Beetroot & Spinach & Lovely Bright Berries
Rhubarb & Buckwheat & Baked Sweet Potato
Black Tea & Green Tea & All My Dark Chocolate Sins
These are a few of my favourite things!!
Sounds like a kitchen roll-call at my house…how about yours? And your patients?!! You see I’ve been working away researching Oxaluria – a condition whereby individuals end up with too many oxalates in their body and ultimately their urine – which can be a problem in a proportion of people suffering with kidney stones, vulvodynia, joint pain etc and anyone with CKD and on my travels I came across this article on how the regular intake of green smoothies could in fact turn someone with normal oxlate levels and handling, into someone who has an acute induced Oxaluria. Yup.
Nobody panic. Remember this is not going to be problematic in all patients but just might be in some.
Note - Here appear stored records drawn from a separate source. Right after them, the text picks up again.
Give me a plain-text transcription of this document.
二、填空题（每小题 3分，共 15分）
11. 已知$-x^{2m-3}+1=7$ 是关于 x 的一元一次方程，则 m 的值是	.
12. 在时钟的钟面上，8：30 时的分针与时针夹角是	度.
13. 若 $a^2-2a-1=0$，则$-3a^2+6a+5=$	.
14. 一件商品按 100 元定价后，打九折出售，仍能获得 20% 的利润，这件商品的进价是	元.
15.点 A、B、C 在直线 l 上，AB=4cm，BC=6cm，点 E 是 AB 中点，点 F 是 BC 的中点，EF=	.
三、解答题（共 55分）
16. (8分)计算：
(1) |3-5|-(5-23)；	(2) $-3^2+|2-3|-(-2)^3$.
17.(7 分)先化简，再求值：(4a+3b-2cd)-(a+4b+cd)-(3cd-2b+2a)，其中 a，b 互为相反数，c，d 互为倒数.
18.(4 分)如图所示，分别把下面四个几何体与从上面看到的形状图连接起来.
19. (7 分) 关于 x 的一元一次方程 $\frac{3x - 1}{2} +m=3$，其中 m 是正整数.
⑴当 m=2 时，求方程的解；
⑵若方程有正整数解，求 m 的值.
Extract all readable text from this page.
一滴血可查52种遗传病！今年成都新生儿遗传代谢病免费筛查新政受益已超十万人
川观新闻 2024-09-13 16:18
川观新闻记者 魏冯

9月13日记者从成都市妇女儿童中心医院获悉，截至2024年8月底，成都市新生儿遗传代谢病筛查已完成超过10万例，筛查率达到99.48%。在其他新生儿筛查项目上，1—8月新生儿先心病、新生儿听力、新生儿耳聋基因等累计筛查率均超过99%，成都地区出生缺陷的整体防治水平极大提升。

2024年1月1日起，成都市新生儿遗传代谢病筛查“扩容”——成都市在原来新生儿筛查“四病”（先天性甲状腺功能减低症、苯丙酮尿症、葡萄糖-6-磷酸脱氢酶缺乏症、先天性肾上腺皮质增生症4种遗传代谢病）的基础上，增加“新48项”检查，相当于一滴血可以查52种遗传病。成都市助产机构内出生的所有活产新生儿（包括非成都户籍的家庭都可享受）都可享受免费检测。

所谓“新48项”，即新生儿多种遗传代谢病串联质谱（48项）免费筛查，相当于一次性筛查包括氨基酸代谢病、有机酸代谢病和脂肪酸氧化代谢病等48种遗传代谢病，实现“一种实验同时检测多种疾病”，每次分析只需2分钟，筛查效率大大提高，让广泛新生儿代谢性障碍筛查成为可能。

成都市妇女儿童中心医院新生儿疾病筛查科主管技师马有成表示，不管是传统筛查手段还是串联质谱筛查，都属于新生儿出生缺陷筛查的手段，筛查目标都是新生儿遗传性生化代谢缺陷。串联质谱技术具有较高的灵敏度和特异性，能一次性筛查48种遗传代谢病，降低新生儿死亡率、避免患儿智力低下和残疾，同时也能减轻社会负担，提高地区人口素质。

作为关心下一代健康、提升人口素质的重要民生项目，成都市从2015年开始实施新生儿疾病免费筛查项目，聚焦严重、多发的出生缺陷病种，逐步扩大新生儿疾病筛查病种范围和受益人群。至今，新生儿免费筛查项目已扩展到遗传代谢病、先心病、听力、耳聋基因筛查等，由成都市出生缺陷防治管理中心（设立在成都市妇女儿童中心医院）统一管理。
But it left me wondering if we ‘clean-diet-prescribing-practitioners’ know all we really need to about, who not to prescribe green drinks to (or beetroot juice for that matter) and cap ‘ye olde’ dark chocolate quota for!
Or…keep them eating all these fabulous generally healthy foods but mitigate any elevated oxalate risk through correct food preparation & combinations?
There’s so much more to this topic than meets the eye. Because on top of what you eat, there’s the huge variability in terms of what you absorb…think it’s as simple as, whether someone has Oxalobacter in their bowel or not? Nope. Oh…and then there’s the 3rd element: how much you make yourselves…that’s where we need to have a serious chat about collagen, high dose turmeric & vitamin C supplements in susceptible individuals, people. Want to read more yourself? Here’s somewhere to start on the giant pile of papers here.
Want to take a walk down Oxalate Boulevard with me, as we make our way back to talking about Getting to the Guts of Women & Joint Pain... well, check this out…
Oxalates are found in high concentrations in many of the ‘healthy food choices’ we promote and are even higher again, when these are organically farmed! Given the importance of individualising therapeutic diets are we able to quickly recognise those who need to lower their low of these naturally occurring plant products? Who shouldn’t be drinking green juices? And which of our patients might benefit from being educated about different food combinations and preparation to lower the oxalate load from these otherwise fabulous foods?